NICK: Well, Nathan, I question whether movies are the right medium for such a reimagining to happen. If a storyline is imminently appealing or endearing to an audience, there will already be a group of people working to preserve that text in some way due to its cultural importance. It is inevitable that some stories will fade away with the times as they lose relevance. That’s why Batman has been with us for so long. We identify with his story of the everyman using his wits to fight back against crime and oppression. “The Dark Knight” was merely a reflection of decades’ worth of character development done throughout the Golden, Silver and Modern age of comics.

Just because there are bad adaptations and reboots doesn’t mean that we should deprive ourselves of the good ones. Take Shakespeare, for example. There have been thousands, if not mil- lions, of Shakespeare adaptations — and most of them were probably bad. But that doesn’t diminish the story, and it doesn’t change the fact that every once in a while an excellent, mind-blowing Shakespeare play or film comes along. Remakes and reboots allow for creative freedom, and they allow — every once in a while — a brand new take on a character we love to completely blow us out of the water.

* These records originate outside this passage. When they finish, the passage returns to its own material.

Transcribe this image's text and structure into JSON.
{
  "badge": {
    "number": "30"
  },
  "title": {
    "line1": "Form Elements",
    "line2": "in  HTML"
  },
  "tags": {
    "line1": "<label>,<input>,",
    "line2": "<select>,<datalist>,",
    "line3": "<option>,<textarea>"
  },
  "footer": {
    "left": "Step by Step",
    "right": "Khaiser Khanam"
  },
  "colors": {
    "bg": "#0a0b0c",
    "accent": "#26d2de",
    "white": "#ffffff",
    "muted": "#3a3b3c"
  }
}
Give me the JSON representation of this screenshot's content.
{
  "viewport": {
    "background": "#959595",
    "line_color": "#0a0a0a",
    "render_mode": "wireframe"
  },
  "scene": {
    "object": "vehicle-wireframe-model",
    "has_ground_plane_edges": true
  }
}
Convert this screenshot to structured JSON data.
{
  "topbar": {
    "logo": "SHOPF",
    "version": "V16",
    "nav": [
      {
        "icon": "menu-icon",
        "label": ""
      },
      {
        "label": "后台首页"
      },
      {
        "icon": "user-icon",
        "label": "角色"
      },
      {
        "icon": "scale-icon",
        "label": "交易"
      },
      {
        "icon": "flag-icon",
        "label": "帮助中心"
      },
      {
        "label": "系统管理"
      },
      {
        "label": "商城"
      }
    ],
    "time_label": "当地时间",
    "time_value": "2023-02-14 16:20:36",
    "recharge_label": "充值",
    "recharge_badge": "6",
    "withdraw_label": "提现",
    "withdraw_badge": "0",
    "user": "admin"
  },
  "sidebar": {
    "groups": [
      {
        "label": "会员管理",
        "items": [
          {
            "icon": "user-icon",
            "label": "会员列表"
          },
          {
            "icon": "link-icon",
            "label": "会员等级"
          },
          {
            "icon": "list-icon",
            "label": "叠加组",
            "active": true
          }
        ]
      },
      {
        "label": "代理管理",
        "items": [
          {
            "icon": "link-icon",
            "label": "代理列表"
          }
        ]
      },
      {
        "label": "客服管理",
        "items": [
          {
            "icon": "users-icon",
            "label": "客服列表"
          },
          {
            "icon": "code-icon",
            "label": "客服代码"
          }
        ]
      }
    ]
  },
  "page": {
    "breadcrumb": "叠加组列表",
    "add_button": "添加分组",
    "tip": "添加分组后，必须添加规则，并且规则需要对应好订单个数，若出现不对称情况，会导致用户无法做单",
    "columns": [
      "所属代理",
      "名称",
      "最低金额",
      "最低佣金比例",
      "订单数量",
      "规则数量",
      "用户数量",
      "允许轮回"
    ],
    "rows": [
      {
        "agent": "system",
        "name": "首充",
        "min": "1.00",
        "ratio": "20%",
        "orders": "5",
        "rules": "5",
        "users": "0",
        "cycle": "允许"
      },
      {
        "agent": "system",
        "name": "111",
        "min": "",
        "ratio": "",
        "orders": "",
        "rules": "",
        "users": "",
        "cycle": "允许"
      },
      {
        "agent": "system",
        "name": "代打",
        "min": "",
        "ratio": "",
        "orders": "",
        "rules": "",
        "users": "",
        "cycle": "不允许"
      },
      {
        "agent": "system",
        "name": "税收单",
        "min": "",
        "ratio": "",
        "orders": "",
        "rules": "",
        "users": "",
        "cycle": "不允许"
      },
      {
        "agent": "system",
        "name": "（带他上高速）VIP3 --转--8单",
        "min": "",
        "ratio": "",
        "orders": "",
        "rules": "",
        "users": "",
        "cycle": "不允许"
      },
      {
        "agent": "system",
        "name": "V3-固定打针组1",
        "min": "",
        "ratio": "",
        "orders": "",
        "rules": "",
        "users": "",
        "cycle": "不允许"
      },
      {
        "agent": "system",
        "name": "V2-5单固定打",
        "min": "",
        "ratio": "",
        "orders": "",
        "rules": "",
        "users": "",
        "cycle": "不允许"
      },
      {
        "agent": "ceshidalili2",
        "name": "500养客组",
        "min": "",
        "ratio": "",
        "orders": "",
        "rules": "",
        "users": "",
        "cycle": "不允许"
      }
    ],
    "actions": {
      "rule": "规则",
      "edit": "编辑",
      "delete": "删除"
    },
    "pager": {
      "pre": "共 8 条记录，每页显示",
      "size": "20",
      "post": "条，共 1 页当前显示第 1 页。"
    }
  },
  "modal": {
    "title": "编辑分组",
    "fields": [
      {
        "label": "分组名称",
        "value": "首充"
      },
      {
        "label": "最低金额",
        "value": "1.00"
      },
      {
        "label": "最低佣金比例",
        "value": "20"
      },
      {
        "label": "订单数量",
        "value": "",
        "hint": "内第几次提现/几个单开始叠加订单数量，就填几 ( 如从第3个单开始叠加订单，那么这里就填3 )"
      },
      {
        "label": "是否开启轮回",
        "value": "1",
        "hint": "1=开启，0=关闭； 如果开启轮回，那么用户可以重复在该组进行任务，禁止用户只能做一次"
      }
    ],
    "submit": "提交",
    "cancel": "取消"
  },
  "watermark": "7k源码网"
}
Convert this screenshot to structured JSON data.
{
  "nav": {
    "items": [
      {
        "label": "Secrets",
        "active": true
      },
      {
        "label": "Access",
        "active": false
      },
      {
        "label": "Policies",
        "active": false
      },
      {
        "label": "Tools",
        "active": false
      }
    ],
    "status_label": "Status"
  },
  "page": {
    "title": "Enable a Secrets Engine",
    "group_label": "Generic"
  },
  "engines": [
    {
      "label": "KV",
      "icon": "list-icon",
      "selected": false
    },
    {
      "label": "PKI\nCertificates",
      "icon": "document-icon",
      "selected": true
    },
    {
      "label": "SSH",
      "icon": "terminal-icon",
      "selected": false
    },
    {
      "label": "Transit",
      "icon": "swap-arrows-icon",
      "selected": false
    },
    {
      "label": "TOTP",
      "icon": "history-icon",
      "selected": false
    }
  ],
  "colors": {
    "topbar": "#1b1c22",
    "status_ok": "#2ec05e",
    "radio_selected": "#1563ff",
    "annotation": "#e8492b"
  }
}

NICK: Well, as good as some reboots might be, too often does the true meaning of the material get reduced to a watered down version of the original. Movies are meant to appeal to a general audience, so elements of the original story are cannibalized in favor of dumbed-down action, sex and violence. Step back and try to consider the damage a reboot can do to a franchise, scaring away new fans and turning away old ones. Like Galactus from the Marvel universe, reboots may technically have the ability to revive a universe, but what usually happens is these worlds end up devoured.